Put simply, the root causes of four-decade high inflation are simple: fiscal stimulus that started with the CARES Act and continued with the American Rescue Plan (ARP) and the trillions of dollars the Fed injected into the system through near-zero interest rates and asset purchases. In addition, the inflation troubles were exacerbated by the global supply chain crisis as global demand strengthened, inventories were depleted, and production failed to keep up with everyone wanting everything simultaneously.
This does not mean the military conflict in Eastern Europe has not played a role in today’s substantial inflation jump. Russia, the world’s largest energy exporter and wheat producer, invading Ukraine, a critical energy transit route and fourth-largest wheat producer, has significantly added to inflation pressures, particularly in the fields of crude oil, natural gas, and food. Moscow has banned fertilizer shipments, the West has ceased or gradually decreased reliance on Russia’s petroleum products, and chaos in the region has added to supply chain issues.
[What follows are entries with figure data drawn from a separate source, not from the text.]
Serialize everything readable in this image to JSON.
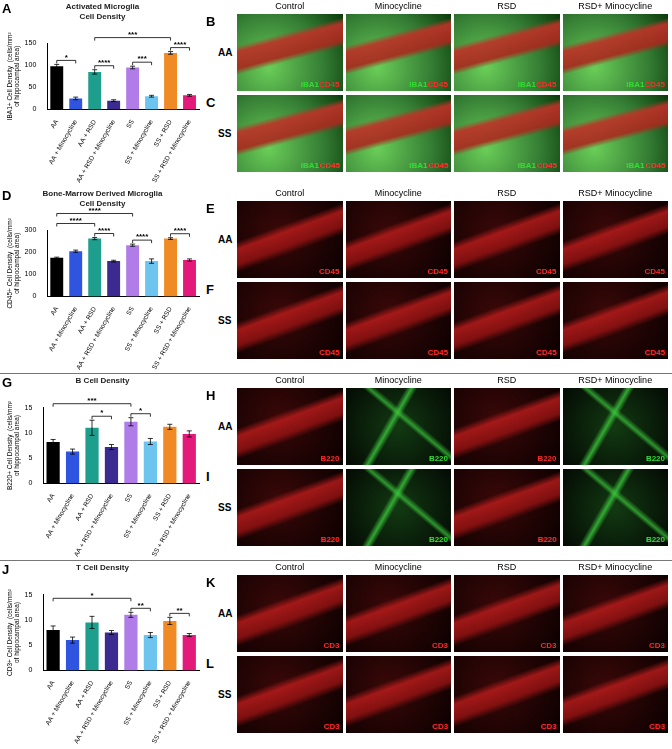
{
  "chart_data": [
    {
      "type": "bar",
      "panel_label": "A",
      "title": [
        "Activated Microglia",
        "Cell Density"
      ],
      "y_label": [
        "IBA1+ Cell Density  (cells/mm²",
        "of hippocampal area)"
      ],
      "categories": [
        "AA",
        "AA + Minocycline",
        "AA + RSD",
        "AA + RSD + Minocycline",
        "SS",
        "SS + Minocycline",
        "SS + RSD",
        "SS + RSD + Minocycline"
      ],
      "values": [
        98,
        25,
        85,
        20,
        95,
        30,
        128,
        32
      ],
      "errors": [
        4,
        3,
        5,
        2,
        3,
        2,
        3,
        2
      ],
      "colors": [
        "#000000",
        "#2f55e0",
        "#1e9e8c",
        "#3b2a8f",
        "#b07ce8",
        "#6cc4ef",
        "#f08a24",
        "#e31a7a"
      ],
      "ylim": [
        0,
        150
      ],
      "yticks": [
        0,
        50,
        100,
        150
      ],
      "grid": false,
      "annotations": [
        {
          "text": "*",
          "from": "AA",
          "to": "AA + Minocycline"
        },
        {
          "text": "****",
          "from": "AA + RSD",
          "to": "AA + RSD + Minocycline"
        },
        {
          "text": "***",
          "from": "AA + RSD",
          "to": "SS + RSD"
        },
        {
          "text": "***",
          "from": "SS",
          "to": "SS + Minocycline"
        },
        {
          "text": "****",
          "from": "SS + RSD",
          "to": "SS + RSD + Minocycline"
        }
      ]
    },
    {
      "type": "bar",
      "panel_label": "D",
      "title": [
        "Bone-Marrow Derived Microglia",
        "Cell Density"
      ],
      "y_label": [
        "CD45+ Cell Density  (cells/mm²",
        "of hippocampal area)"
      ],
      "categories": [
        "AA",
        "AA + Minocycline",
        "AA + RSD",
        "AA + RSD + Minocycline",
        "SS",
        "SS + Minocycline",
        "SS + RSD",
        "SS + RSD + Minocycline"
      ],
      "values": [
        175,
        205,
        262,
        160,
        232,
        160,
        262,
        165
      ],
      "errors": [
        3,
        5,
        5,
        4,
        5,
        10,
        4,
        5
      ],
      "colors": [
        "#000000",
        "#2f55e0",
        "#1e9e8c",
        "#3b2a8f",
        "#b07ce8",
        "#6cc4ef",
        "#f08a24",
        "#e31a7a"
      ],
      "ylim": [
        0,
        300
      ],
      "yticks": [
        0,
        100,
        200,
        300
      ],
      "grid": false,
      "annotations": [
        {
          "text": "****",
          "from": "AA",
          "to": "AA + RSD"
        },
        {
          "text": "****",
          "from": "AA",
          "to": "SS"
        },
        {
          "text": "****",
          "from": "AA + RSD",
          "to": "AA + RSD + Minocycline"
        },
        {
          "text": "****",
          "from": "SS",
          "to": "SS + Minocycline"
        },
        {
          "text": "****",
          "from": "SS + RSD",
          "to": "SS + RSD + Minocycline"
        }
      ]
    },
    {
      "type": "bar",
      "panel_label": "G",
      "title": [
        "B Cell Density"
      ],
      "y_label": [
        "B220+ Cell Density  (cells/mm²",
        "of hippocampal area)"
      ],
      "categories": [
        "AA",
        "AA + Minocycline",
        "AA + RSD",
        "AA + RSD + Minocycline",
        "SS",
        "SS + Minocycline",
        "SS + RSD",
        "SS + RSD + Minocycline"
      ],
      "values": [
        8.2,
        6.3,
        11,
        7.2,
        12.2,
        8.3,
        11.2,
        9.8
      ],
      "errors": [
        0.5,
        0.5,
        1.5,
        0.5,
        0.8,
        0.6,
        0.5,
        0.6
      ],
      "colors": [
        "#000000",
        "#2f55e0",
        "#1e9e8c",
        "#3b2a8f",
        "#b07ce8",
        "#6cc4ef",
        "#f08a24",
        "#e31a7a"
      ],
      "ylim": [
        0,
        15
      ],
      "yticks": [
        0,
        5,
        10,
        15
      ],
      "grid": false,
      "annotations": [
        {
          "text": "***",
          "from": "AA",
          "to": "SS"
        },
        {
          "text": "*",
          "from": "AA + RSD",
          "to": "AA + RSD + Minocycline"
        },
        {
          "text": "*",
          "from": "SS",
          "to": "SS + Minocycline"
        }
      ]
    },
    {
      "type": "bar",
      "panel_label": "J",
      "title": [
        "T Cell Density"
      ],
      "y_label": [
        "CD3+ Cell Density  (cells/mm²",
        "of hippocampal area)"
      ],
      "categories": [
        "AA",
        "AA + Minocycline",
        "AA + RSD",
        "AA + RSD + Minocycline",
        "SS",
        "SS + Minocycline",
        "SS + RSD",
        "SS + RSD + Minocycline"
      ],
      "values": [
        8,
        6,
        9.5,
        7.5,
        11,
        7,
        9.8,
        7
      ],
      "errors": [
        0.8,
        0.6,
        1.2,
        0.4,
        0.5,
        0.5,
        0.7,
        0.3
      ],
      "colors": [
        "#000000",
        "#2f55e0",
        "#1e9e8c",
        "#3b2a8f",
        "#b07ce8",
        "#6cc4ef",
        "#f08a24",
        "#e31a7a"
      ],
      "ylim": [
        0,
        15
      ],
      "yticks": [
        0,
        5,
        10,
        15
      ],
      "grid": false,
      "annotations": [
        {
          "text": "*",
          "from": "AA",
          "to": "SS"
        },
        {
          "text": "**",
          "from": "SS",
          "to": "SS + Minocycline"
        },
        {
          "text": "**",
          "from": "SS + RSD",
          "to": "SS + RSD + Minocycline"
        }
      ]
    }
  ],
  "image_panels": [
    {
      "label": "B",
      "row": "AA",
      "headers": [
        "Control",
        "Minocycline",
        "RSD",
        "RSD+ Minocycline"
      ],
      "tiles": [
        [
          {
            "text": "IBA1",
            "color": "#33dd33"
          },
          {
            "text": "CD45",
            "color": "#ff2a2a"
          }
        ],
        [
          {
            "text": "IBA1",
            "color": "#33dd33"
          },
          {
            "text": "CD45",
            "color": "#ff2a2a"
          }
        ],
        [
          {
            "text": "IBA1",
            "color": "#33dd33"
          },
          {
            "text": "CD45",
            "color": "#ff2a2a"
          }
        ],
        [
          {
            "text": "IBA1",
            "color": "#33dd33"
          },
          {
            "text": "CD45",
            "color": "#ff2a2a"
          }
        ]
      ]
    },
    {
      "label": "C",
      "row": "SS",
      "tiles": [
        [
          {
            "text": "IBA1",
            "color": "#33dd33"
          },
          {
            "text": "CD45",
            "color": "#ff2a2a"
          }
        ],
        [
          {
            "text": "IBA1",
            "color": "#33dd33"
          },
          {
            "text": "CD45",
            "color": "#ff2a2a"
          }
        ],
        [
          {
            "text": "IBA1",
            "color": "#33dd33"
          },
          {
            "text": "CD45",
            "color": "#ff2a2a"
          }
        ],
        [
          {
            "text": "IBA1",
            "color": "#33dd33"
          },
          {
            "text": "CD45",
            "color": "#ff2a2a"
          }
        ]
      ]
    },
    {
      "label": "E",
      "row": "AA",
      "headers": [
        "Control",
        "Minocycline",
        "RSD",
        "RSD+ Minocycline"
      ],
      "tiles": [
        [
          {
            "text": "CD45",
            "color": "#ff2a2a"
          }
        ],
        [
          {
            "text": "CD45",
            "color": "#ff2a2a"
          }
        ],
        [
          {
            "text": "CD45",
            "color": "#ff2a2a"
          }
        ],
        [
          {
            "text": "CD45",
            "color": "#ff2a2a"
          }
        ]
      ]
    },
    {
      "label": "F",
      "row": "SS",
      "tiles": [
        [
          {
            "text": "CD45",
            "color": "#ff2a2a"
          }
        ],
        [
          {
            "text": "CD45",
            "color": "#ff2a2a"
          }
        ],
        [
          {
            "text": "CD45",
            "color": "#ff2a2a"
          }
        ],
        [
          {
            "text": "CD45",
            "color": "#ff2a2a"
          }
        ]
      ]
    },
    {
      "label": "H",
      "row": "AA",
      "headers": [
        "Control",
        "Minocycline",
        "RSD",
        "RSD+ Minocycline"
      ],
      "tiles": [
        [
          {
            "text": "B220",
            "color": "#ff2a2a"
          }
        ],
        [
          {
            "text": "B220",
            "color": "#33dd33"
          }
        ],
        [
          {
            "text": "B220",
            "color": "#ff2a2a"
          }
        ],
        [
          {
            "text": "B220",
            "color": "#33dd33"
          }
        ]
      ]
    },
    {
      "label": "I",
      "row": "SS",
      "tiles": [
        [
          {
            "text": "B220",
            "color": "#ff2a2a"
          }
        ],
        [
          {
            "text": "B220",
            "color": "#33dd33"
          }
        ],
        [
          {
            "text": "B220",
            "color": "#ff2a2a"
          }
        ],
        [
          {
            "text": "B220",
            "color": "#33dd33"
          }
        ]
      ]
    },
    {
      "label": "K",
      "row": "AA",
      "headers": [
        "Control",
        "Minocycline",
        "RSD",
        "RSD+ Minocycline"
      ],
      "tiles": [
        [
          {
            "text": "CD3",
            "color": "#ff2a2a"
          }
        ],
        [
          {
            "text": "CD3",
            "color": "#ff2a2a"
          }
        ],
        [
          {
            "text": "CD3",
            "color": "#ff2a2a"
          }
        ],
        [
          {
            "text": "CD3",
            "color": "#ff2a2a"
          }
        ]
      ]
    },
    {
      "label": "L",
      "row": "SS",
      "tiles": [
        [
          {
            "text": "CD3",
            "color": "#ff2a2a"
          }
        ],
        [
          {
            "text": "CD3",
            "color": "#ff2a2a"
          }
        ],
        [
          {
            "text": "CD3",
            "color": "#ff2a2a"
          }
        ],
        [
          {
            "text": "CD3",
            "color": "#ff2a2a"
          }
        ]
      ]
    }
  ]
}
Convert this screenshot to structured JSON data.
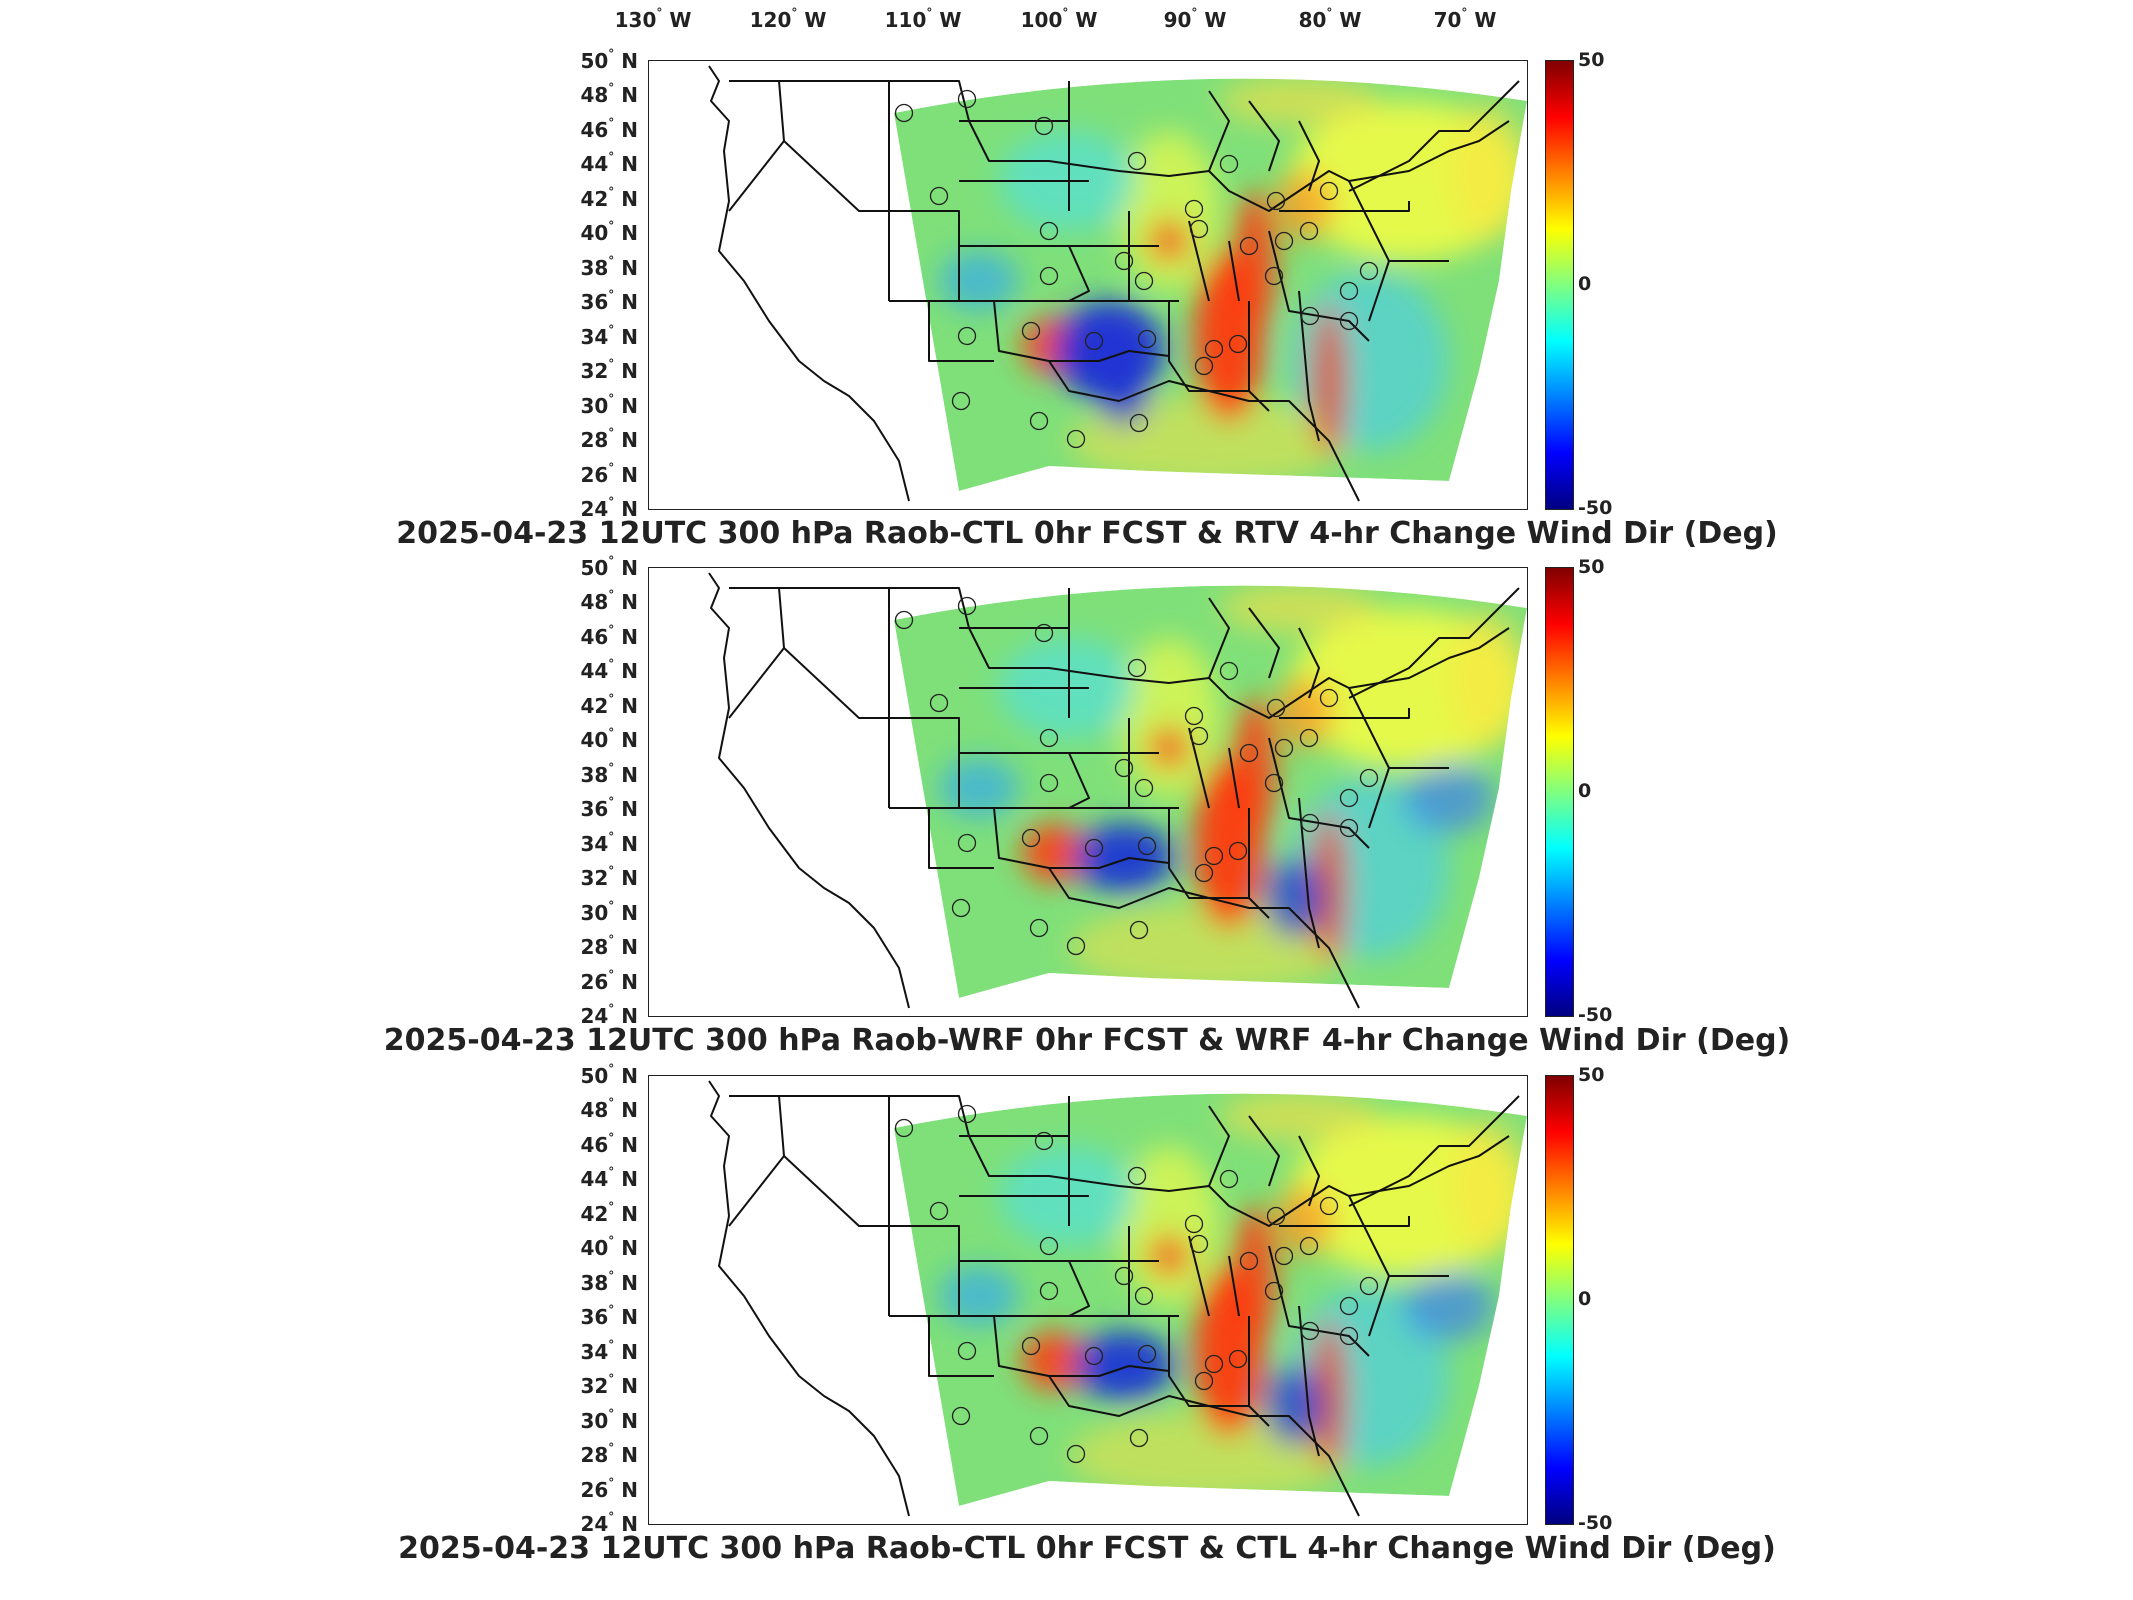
{
  "lon_labels": [
    "130",
    "120",
    "110",
    "100",
    "90",
    "80",
    "70"
  ],
  "lon_suffix": "W",
  "lat_labels": [
    "50",
    "48",
    "46",
    "44",
    "42",
    "40",
    "38",
    "36",
    "34",
    "32",
    "30",
    "28",
    "26",
    "24"
  ],
  "lat_suffix": "N",
  "colorbar": {
    "ticks": [
      "50",
      "0",
      "-50"
    ],
    "colors": [
      "#800000",
      "#ff0000",
      "#ff8000",
      "#ffff00",
      "#80ff80",
      "#00ffff",
      "#0080ff",
      "#0000ff",
      "#000080"
    ]
  },
  "panels": [
    {
      "title": "2025-04-23 12UTC 300 hPa Raob-CTL 0hr FCST & RTV 4-hr Change Wind Dir (Deg)"
    },
    {
      "title": "2025-04-23 12UTC 300 hPa Raob-WRF 0hr FCST & WRF 4-hr Change Wind Dir (Deg)"
    },
    {
      "title": "2025-04-23 12UTC 300 hPa Raob-CTL 0hr FCST & CTL 4-hr Change Wind Dir (Deg)"
    }
  ],
  "map_colors": {
    "background_field": "#7fe07a",
    "positive": "#ff3a10",
    "negative": "#1a2dd8",
    "land_outline": "#111111"
  }
}
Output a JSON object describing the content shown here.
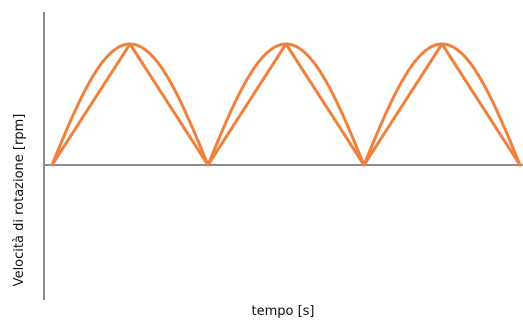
{
  "chart_data": {
    "type": "line",
    "title": "",
    "xlabel": "tempo [s]",
    "ylabel": "Velocità di rotazione [rpm]",
    "x_ticks": [],
    "y_ticks": [],
    "grid": false,
    "legend": "none",
    "ylim": [
      -1,
      1
    ],
    "xlim": [
      0,
      3
    ],
    "series": [
      {
        "style": "sine",
        "color": "#f0813c",
        "x": [
          0,
          0.5,
          1,
          1.5,
          2,
          2.5,
          3
        ],
        "values": [
          0,
          1,
          0,
          1,
          0,
          1,
          0
        ]
      },
      {
        "style": "triangle",
        "color": "#f0813c",
        "x": [
          0,
          0.5,
          1,
          1.5,
          2,
          2.5,
          3
        ],
        "values": [
          0,
          1,
          0,
          1,
          0,
          1,
          0
        ]
      }
    ]
  }
}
However, President Biden has perpetuated this myth that inflation was non-existent until Russia’s military excursion into its western neighbor, relying on the “Putin’s price hike” catchphrase. Gasoline prices were already surging before the war. A food crisis was brewing prior to February. Nearly every segment of the post-pandemic economy had endured rising prices. But this history ostensibly never happened. It was all Putin’s fault, even in June 2021.
The line from the administration and the Eccles Building is that inflation will come down heading into 2023. Not everyone agrees with that prognostication. Many market analysts and economists are in this position: inflation will remain elevated in 2022 and stay well above the key 2% target rate in 2023. Others have also alluded to several caveats: China’s COVID Zero strategy that would add to supply chain problems, the Federal Reserve being behind the curve, the Ukraine-Russia war, and lackluster food and energy output. Even if the official forecast were accurate, the inflation pain would be felt for a long time, especially considering how many low- and middle-income households are grappling with higher prices across the board, from baby food to pet food. Whatever happens, the truth is that the supposed smartest men and women in the nation’s capital failed the American people.